2.2    Vanaf 7 juli 2009 heeft verweerder de ouders althans de moeder van klager juridische bijstand verleend in verschillende kwesties.
2.3    In 2009 heeft verweerder heeft ook enige tijd als advocaat voor klager opgetreden in verband met schade aan een auto (hierna: de autoschadezaak). Bij e-mailbericht van 7 oktober 2009 heeft verweerder aan klager in dat verband een opdrachtbevestiging gestuurd.  

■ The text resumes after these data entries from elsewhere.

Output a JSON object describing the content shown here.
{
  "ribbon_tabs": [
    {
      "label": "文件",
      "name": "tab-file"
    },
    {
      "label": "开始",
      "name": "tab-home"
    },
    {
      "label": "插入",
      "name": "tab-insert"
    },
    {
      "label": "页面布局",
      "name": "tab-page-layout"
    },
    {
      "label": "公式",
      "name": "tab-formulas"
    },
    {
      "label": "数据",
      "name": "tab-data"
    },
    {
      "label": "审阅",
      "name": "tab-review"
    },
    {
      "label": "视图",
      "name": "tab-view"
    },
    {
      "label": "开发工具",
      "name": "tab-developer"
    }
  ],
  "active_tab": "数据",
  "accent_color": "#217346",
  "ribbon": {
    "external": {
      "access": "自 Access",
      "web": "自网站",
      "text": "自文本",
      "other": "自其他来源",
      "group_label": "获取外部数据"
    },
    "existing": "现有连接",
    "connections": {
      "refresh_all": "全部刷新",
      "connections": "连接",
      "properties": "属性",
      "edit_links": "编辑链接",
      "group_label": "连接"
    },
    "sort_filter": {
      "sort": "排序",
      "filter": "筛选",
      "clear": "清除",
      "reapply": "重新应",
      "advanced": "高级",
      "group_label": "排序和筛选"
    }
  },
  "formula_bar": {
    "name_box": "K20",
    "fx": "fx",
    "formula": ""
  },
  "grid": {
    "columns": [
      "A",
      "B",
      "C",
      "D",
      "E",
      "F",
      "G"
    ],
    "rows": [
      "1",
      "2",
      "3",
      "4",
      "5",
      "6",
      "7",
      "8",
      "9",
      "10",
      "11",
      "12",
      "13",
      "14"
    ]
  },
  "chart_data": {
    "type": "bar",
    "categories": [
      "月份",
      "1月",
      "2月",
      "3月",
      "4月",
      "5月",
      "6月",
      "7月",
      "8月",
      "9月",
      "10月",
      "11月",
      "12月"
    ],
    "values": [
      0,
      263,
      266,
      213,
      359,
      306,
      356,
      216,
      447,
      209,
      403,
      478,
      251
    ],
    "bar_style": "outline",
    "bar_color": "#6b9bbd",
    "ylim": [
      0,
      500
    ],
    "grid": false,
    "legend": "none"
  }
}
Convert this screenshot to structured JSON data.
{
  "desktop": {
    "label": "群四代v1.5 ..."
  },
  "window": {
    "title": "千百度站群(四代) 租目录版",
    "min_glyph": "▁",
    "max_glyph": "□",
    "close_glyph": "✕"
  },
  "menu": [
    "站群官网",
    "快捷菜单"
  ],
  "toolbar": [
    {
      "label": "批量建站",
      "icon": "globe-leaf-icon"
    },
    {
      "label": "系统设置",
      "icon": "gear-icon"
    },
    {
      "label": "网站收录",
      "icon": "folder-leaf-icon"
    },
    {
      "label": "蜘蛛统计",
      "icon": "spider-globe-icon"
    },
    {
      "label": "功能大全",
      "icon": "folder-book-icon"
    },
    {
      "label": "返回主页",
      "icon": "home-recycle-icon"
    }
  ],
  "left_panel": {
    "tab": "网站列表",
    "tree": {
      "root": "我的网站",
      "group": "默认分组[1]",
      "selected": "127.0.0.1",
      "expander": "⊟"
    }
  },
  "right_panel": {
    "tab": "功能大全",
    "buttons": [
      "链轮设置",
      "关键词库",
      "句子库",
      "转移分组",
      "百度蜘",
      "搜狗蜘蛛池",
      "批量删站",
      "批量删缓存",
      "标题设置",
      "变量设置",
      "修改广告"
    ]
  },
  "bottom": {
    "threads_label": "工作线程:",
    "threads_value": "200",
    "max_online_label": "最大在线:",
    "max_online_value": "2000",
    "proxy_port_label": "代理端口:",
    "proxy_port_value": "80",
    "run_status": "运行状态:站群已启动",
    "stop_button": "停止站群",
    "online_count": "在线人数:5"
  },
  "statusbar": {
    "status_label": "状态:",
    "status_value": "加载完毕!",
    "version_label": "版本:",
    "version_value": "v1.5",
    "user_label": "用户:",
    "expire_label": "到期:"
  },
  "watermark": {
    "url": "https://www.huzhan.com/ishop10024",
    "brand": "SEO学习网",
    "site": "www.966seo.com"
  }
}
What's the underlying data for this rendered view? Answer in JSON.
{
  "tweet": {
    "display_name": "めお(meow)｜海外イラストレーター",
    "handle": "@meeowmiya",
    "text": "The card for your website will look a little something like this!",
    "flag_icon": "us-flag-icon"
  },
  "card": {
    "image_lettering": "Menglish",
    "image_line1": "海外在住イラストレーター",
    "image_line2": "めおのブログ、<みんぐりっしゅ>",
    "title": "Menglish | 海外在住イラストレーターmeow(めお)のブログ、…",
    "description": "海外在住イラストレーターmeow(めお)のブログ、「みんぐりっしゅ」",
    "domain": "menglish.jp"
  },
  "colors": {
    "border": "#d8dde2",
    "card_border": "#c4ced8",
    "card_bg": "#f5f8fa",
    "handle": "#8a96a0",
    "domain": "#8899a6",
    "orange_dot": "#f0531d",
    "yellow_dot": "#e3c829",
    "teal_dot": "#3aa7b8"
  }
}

2.4    Bij e-mailbericht van 10 december 2009 heeft verweerder aan klager, voor zover relevant geschreven: 
“(…). Zoals je weet had ik mijn bedenkingen bij de zaak en ik heb jou te kennen gegeven dat ik van de zaak afzie als mijn bedenkingen worden bevestigd. Zulks is nu gebeurd; de verklaringen van de wederpartij zijn zodanig dat ik de zaak niet verder wil behandelen omdat ik vind dat jouw opstelling weinig sympathiek is geweest en nog steeds is. Als jij een andere advocaat kunt vinden die deze zaak wil behartigen, dan sta ik de afgegeven toevoeging graag af ter mutatie. Bijgaand tref je een scan van de relevante documenten. Indien jij over de originele stukken wenst te beschikken, dan stuur ik die op jouw verzoek op. Ik houd dan een kopie in dossier, dat ik zal archiveren.”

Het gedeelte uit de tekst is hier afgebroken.